What can be considered omissions or false disclosures attracting penalties?


The penalties for making a false statement or omission to furnish material information has been proposed to be increased from INR 1 crore to INR 5 crore. Thus, it is important that companies take as much precaution as possible during disclosure.

There is not much literature to suggest what constitutes ‘false disclosure’. However, certain lapses in disclosure may prima facie be considered as materially false. These may be as follows:

  • Agreements that demand disclosure of any litigation that either party may be involved in – any failure to disclose this would be a material breach.
  • Disclosure of any thresholds, as discussed and negotiated by the parties (for example, contracts & deals over USD 500,000). Thresholds are made to ease the burden of disclosures and any failure to adhere to it may result in dispute/litigation.
  • Disclosure about capitals is incomplete. These include stocks, warrants, other financial instruments.
  • Non-disclosure about subsidiaries owned by the company or the percentage owned in the subsidiary. Incorporation details of the company or the subsidiary are skewed.
  • The schedule of leases for the company does not contain all required information such as date of lease, title of the lease, location, landlord, security deposit, rent and other payments, etc.
  • The disclosure is missing key information on employee benefits, such as medical, life insurance stock options, etc. Disclosure is missing employment agreements and key information on salaries and bonus.
  • The tax disclosure schedule is incomplete, such as failing to disclose all income tax jurisdictions the company is subject to, any pending or past tax audits, any felonious tax returns, or any unpaid tax liability.

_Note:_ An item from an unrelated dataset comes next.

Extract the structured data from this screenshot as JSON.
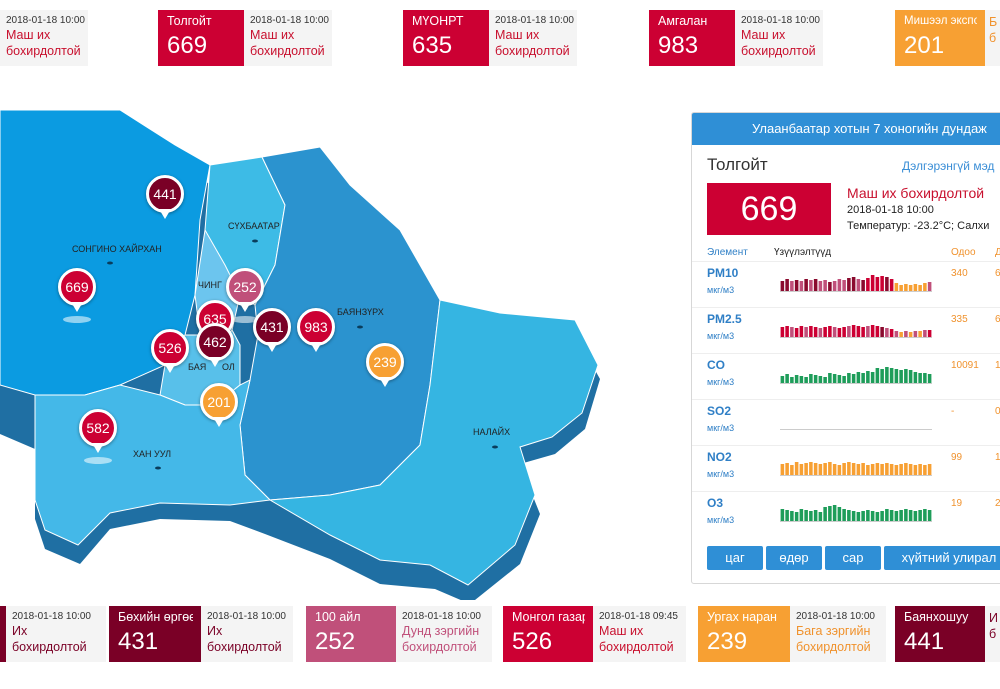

Indian company obligations before CCI


In general, Indian companies can fulfill obligations towards the CCI by:

  • Meeting disclosure requirements and erring on the side of caution when in doubt about certain disclosures.
  • Seek timely guidance from the CCI in case of any doubts. CCI is generally approachable when looking into potential transactions.
  • Disclose to the CCI, at any stage (during or post CCI approval), any material development or information, which may influence their decision with respect to the proposed transaction. This may include mistakes or inadvertent omissions.
  • All documents and information must seek to explain and enumerate on the ‘purpose’ and ‘description’ of the transaction and include relevant rights, restrictions and obligations.


Conclusion


The changes in the Competition Bill are proposed to align India with international competition law regimes. The ability to hold digital players and MNCs, in particular, is welcome. However, as the concerns highlight, India’s economy is at a stage that requires influx of investment from global market players, and the keen eye of the CCI may put some of them off. Clarity is also sought on key definitions such as ‘substantial business operations in India’, without which the amendments remain nebulous. Nevertheless, the amendments are only a proposition and need to clear the scrutinization of the Parliament in the winter session before turning into law.